Une piste s’offre à nous en partant de la définition du principe de libre examen, telle qu’énoncée par Arnaud Coignet dans le Dictionnaire de la laïcité[15] : « Principe fondé sur le rejet de l’argument d’autorité en matière de savoir et la liberté de jugement. Il implique de considérer avec réflexion un objet sans qu’il en soit donné au préalable un sens ou une explication, voire en oubliant sa vérité si elle a déjà été enseignée. Contraire au jugement préalable, au préjugé, à l’argument d’autorité ou au dogme, en lien avec les notions de libre arbitre et de liberté de conscience, ou tout simplement de lucidité, il est la base de la méthode scientifique […]. Le principe de libre examen n’est pas un principe de neutralité. Il implique une forme de non-conformisme, la critique des valeurs reçues, quelle que soit son origine, sans que la mise en question de ces valeurs s’identifie à un rejet automatique. […] La laïcité est ainsi le prolongement dans le champ de l’action du principe philosophique de libre examen ».
« Le libre examen procède de la volonté de maîtriser sa pensée et ses idées » … Et ses idéaux ?

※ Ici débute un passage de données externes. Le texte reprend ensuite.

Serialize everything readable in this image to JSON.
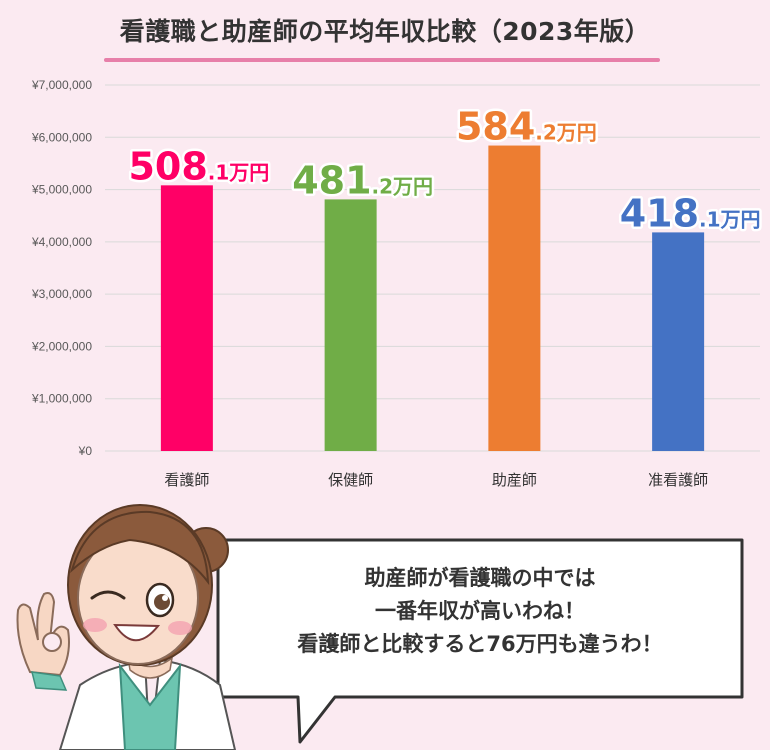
{
  "title": "看護職と助産師の平均年収比較（2023年版）",
  "colors": {
    "background": "#fbeaf1",
    "title_underline": "#e77fa9",
    "grid": "#d9d9d9"
  },
  "chart_data": {
    "type": "bar",
    "categories": [
      "看護師",
      "保健師",
      "助産師",
      "准看護師"
    ],
    "values": [
      5081000,
      4812000,
      5842000,
      4181000
    ],
    "ylim": [
      0,
      7000000
    ],
    "yticks": [
      0,
      1000000,
      2000000,
      3000000,
      4000000,
      5000000,
      6000000,
      7000000
    ],
    "ytick_labels": [
      "¥0",
      "¥1,000,000",
      "¥2,000,000",
      "¥3,000,000",
      "¥4,000,000",
      "¥5,000,000",
      "¥6,000,000",
      "¥7,000,000"
    ],
    "bar_colors": [
      "#ff0066",
      "#70ad47",
      "#ed7d31",
      "#4472c4"
    ],
    "data_labels": [
      {
        "major": "508",
        "minor": ".1万円"
      },
      {
        "major": "481",
        "minor": ".2万円"
      },
      {
        "major": "584",
        "minor": ".2万円"
      },
      {
        "major": "418",
        "minor": ".1万円"
      }
    ],
    "grid": true,
    "legend": "none"
  },
  "speech": {
    "lines": [
      "助産師が看護職の中では",
      "一番年収が高いわね！",
      "看護師と比較すると76万円も違うわ！"
    ]
  },
  "character": {
    "hair_color": "#8b5a3c",
    "scrubs_color": "#6cc5b0"
  }
}
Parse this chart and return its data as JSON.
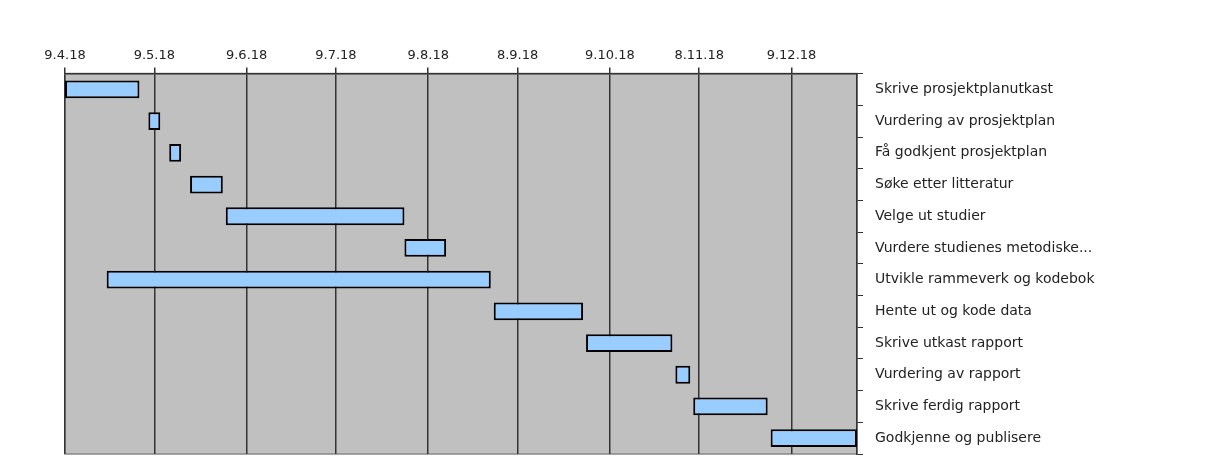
{
  "chart_data": {
    "type": "bar",
    "orientation": "horizontal",
    "categories": [
      "Skrive prosjektplanutkast",
      "Vurdering av prosjektplan",
      "Få godkjent prosjektplan",
      "Søke etter litteratur",
      "Velge ut studier",
      "Vurdere studienes metodiske...",
      "Utvikle rammeverk og kodebok",
      "Hente ut og kode data",
      "Skrive utkast rapport",
      "Vurdering av rapport",
      "Skrive ferdig rapport",
      "Godkjenne og publisere"
    ],
    "base": [
      17630,
      17658,
      17665,
      17672,
      17684,
      17744,
      17644,
      17774,
      17805,
      17835,
      17841,
      17867
    ],
    "values": [
      25,
      4,
      4,
      11,
      60,
      14,
      129,
      30,
      29,
      5,
      25,
      29
    ],
    "color": "#99ccff",
    "xlim": [
      "2018-04-09",
      "2018-12-31"
    ],
    "xticks": [
      {
        "value": "2018-04-09",
        "label": "9.4.18"
      },
      {
        "value": "2018-05-09",
        "label": "9.5.18"
      },
      {
        "value": "2018-06-09",
        "label": "9.6.18"
      },
      {
        "value": "2018-07-09",
        "label": "9.7.18"
      },
      {
        "value": "2018-08-09",
        "label": "9.8.18"
      },
      {
        "value": "2018-09-08",
        "label": "8.9.18"
      },
      {
        "value": "2018-10-09",
        "label": "9.10.18"
      },
      {
        "value": "2018-11-08",
        "label": "8.11.18"
      },
      {
        "value": "2018-12-09",
        "label": "9.12.18"
      }
    ],
    "grid": "x",
    "legend": false
  }
}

Ainsi compris, le libre examen, lui non plus, ne saurait être un dogme, et il n’existe dès lors pas une définition unique du libre examen. Certaines définitions versent plus franchement dans l’anti-utopisme au sens où nous l’avons vu, comme Robert Joly pour qui le libre examen est « la méthode scientifique étendue et adaptée à toute question non scientifique ».[16] Une chose est néanmoins certaine, ni le prosélytisme ni la bonne parole ne sont compatibles avec le libre examen : « il n’y a guère de possible évangile du libre penseur ».[17] Reste la recherche de connaissance avec les outils de la raison. « Il n’y a alors ni utopie ou ‘’telos’’ possible ? » questionne Jean Leclercq. Concluons avec la réponse qu’il apporte, et que nous soumettons à la sagacité du lecteur : « Le ‘’lieu’’ du réel nous suffit amplement, sous le signe de notre finitude temporelle où il n’y a décidément aucune invocation à faire, mais des résolutions à prendre».
[1] https://moocdigital.paris/index.php/cours/imaginaires-futur/utopie-vs-dystopie
[2] Ariel Kyrou, Dans les imaginaires du futur, ActuSF, 2020, p.23
[3] Rutger Bregman, Utopies réalistes, Seuil, 2017.
[4] https://laviedesidees.fr/L-analogie-religieuse-dans-la-critique-du-wokisme
[5] Système, mouvement philosophique qui se rattache ou peut être rattaché à celui d’Auguste Comte, et qui se caractérise par le refus de toute spéculation métaphysique et l’idée que seuls les faits d’expérience et leurs relations peuvent être objets de connaissance certaine. www.cnrtl.fr
[6] Revue Incidence 11, Le sens du socialisme, Le félin, 2015, p.74-75.
[7] Razmig Keucheyan, Hémisphère gauche. Une cartographie des nouvelles pensées critiques, La découverte/Poche, 2017, p.352.
[8] Erik Olin Wright, Utopies réelles, Paris, La Découverte, coll. « L’horizon des possibles », 2017.
[9] Laurent Jeanpierre, Former un engrenage socialiste, Revue Ballast, 28 février 2021. https://www.revue-ballast.fr/laurent-jeanpierre-former-un-engrenage-socialiste/
[10] Razmig Keucheyan, op.cit.
[11] Laurent Jeanpierre, ibid.
[12] Miguel Benasayag et Angélique Del Rey, De l’engagement dans une époque obscure, Le Passager Clandestin, 2017, p.25.
[13] Raymond Aron, L’opium des intellectuels, Calmann-Levy, 1955, p33-35.
[14] Emmanuel Terray, Penser à droite, Galilée, 2012 p.23-24.
[15] Martine Cerf, Marc Horwitz (dir.), Dictionnaire de la laïcité, Armand Collin, 2016.